Historically, estimating platforms have not accounted for the design differences between EVs and their internal combustion engine (ICE) counterparts. This can create challenges for insurance appraisers and collision repairers. Without EV-specific parts and categories, they have to write BEV damage assessments using ICE alternatives, which can impact estimate accuracy and appraiser efficiency.
The enhancements to Mitchell Cloud Estimating will address these challenges by incorporating new functionality not available in other appraisal platforms. This includes tools designed to simplify the estimating process and support proper, safe repair. Among those new tools are EV-specific:
- Vehicle Types — Once the Vehicle Identification Number (VIN) is decoded, Mitchell Cloud Estimating automatically updates the user interface, making it specific to BEVs instead of ICE-powered passenger, commercial and specialty vehicles.
- Part Categories — New part categories dynamically surface the relevant parts data in a way that specifically relates to EVs.
- Data Organization — EV data is now consistently organized, helping appraisers easily locate the information needed to complete the estimate.
- Qualifiers — Mitchell has established industry-standard definitions for EV battery capacity and motor size that appear on the vehicle selection screen and under the vehicle description detail on the printed estimate.
According to Bloomberg, the US surpassed 5 percent of new car sales powered only by electricity this summer — a critical tipping point that signals the start of mass EV adoption. In Canada, IHS Markit reported that 1 in 20 new vehicle registrations in 2021 were for BEVs and plug-in hybrid electric vehicles (PHEVs), a jump of nearly 6 percent from 2020. With some car manufacturers shifting to all-electric fleets, EVs will inevitably appear in a greater number of collision claims going forward.

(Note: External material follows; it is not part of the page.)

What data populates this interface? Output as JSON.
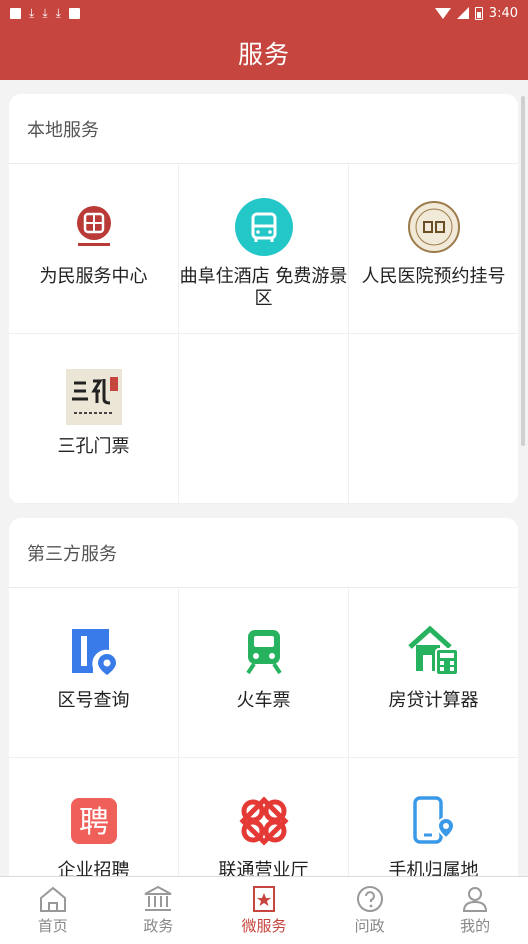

“We’re seeing more EVs in the shop than ever before,” said Jeff Baggett, owner of Classic Car Motoring, Inc., an EV-certified collision repair facility for Mercedes, Tesla and Rivian. “Having an estimating platform that accounts for the differences in EV design and construction is really going to save us time. And being able to use that same platform for damage appraisals on all vehicle types — passenger, commercial and specialty — is a real game changer.”
“Gas prices are accelerating EV adoption and driving one in four Americans to say that they will likely buy an EV the next time they purchase an automobile. This makes having a damage appraisal platform that can support these vehicles critical,” said Debbie Day, executive vice president and general manager of Mitchell’s Auto Physical Damage division. “Mitchell continues to lead the industry in the development of ground-breaking technology that streamlines the automotive claims process and supports the safe return of both EV and ICE vehicle owners to the road.”
The patent-pending EV enhancements to Mitchell Cloud Estimating will be available later this year.